Background: Given the rapid pace of changes in community health needs and the mission of healthcare organizations to provide and promote the community's health, the growing need to increase health system responsiveness to people as a key element of observance and fulfillment of justice is felt more than ever. Objectives: This study was aimed at designing the native model of responsiveness for Iran and to validate the aspects of the proposed model. Materials and Methods: Our study had a cross-sectional design and was a validation study performed in 2014. In order to define and identify responsiveness model aspects, the first phase recorded the views of 200 key informants from 19 provinces of Iran. Snowball sampling was used to select experts (based on WHO guideline).

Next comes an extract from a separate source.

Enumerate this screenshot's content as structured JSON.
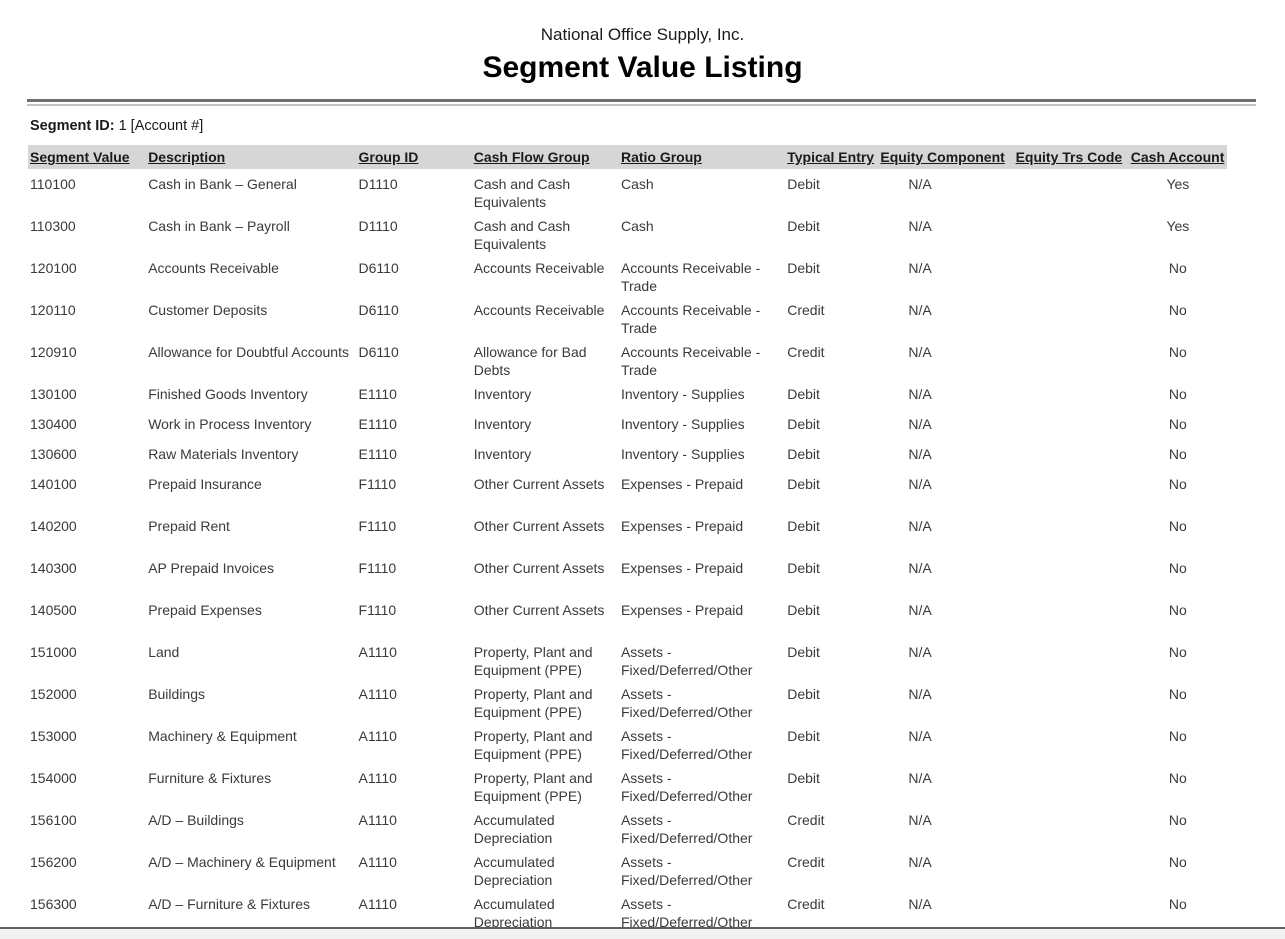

Then, the opinions of 18 comments were received from service recipients in the form of three focus group discussions and were analyzed by the frame framework analysis (interviewed recipients were selected using the purposive sampling method). Finally, in order to confirm the model's efficacy, a responsiveness questionnaire with 7 aspects (domains) and 52 indicators (items) obtained from the initial proposed model was answered by 600 members of the selected families in the two provinces of Fars and Yazd. A multi-stage cluster sampling approach was used for the household survey. The results were analyzed by the Confirmatory Factor Analysis (CFA) test and through the use of Lisrel software. Results: Confirmatory Factor Analysis, based on the results of the key informant survey and group discussions, showed that according to quantities of GFI = 0.91, CFI = 0.93, NFI = 0.91, RMSEA = 0.074, SRMR = 0.061 and Hoelter (CN) = 178.54 in outpatient services and where GFI = 0.89, CFI = 0.91, NFI = 0.86, RMSEA = 0.064, SRMR = 0.053 and Hoelter (CN) = 158.93 for inpatient services, seven factors (F) (dignity, informed choice, confidentiality, patient training and informing, access to services, quality of basic amenities, and access to social support) are the main determinants of the responsiveness model and proposed model validity. Conclusions: Given the comprehensiveness of presented aspects and indicators in this proposed model and its validity test, the aforementioned responsiveness model can be considered a suitable model to use when assessing the levels of health system responsiveness in Iran.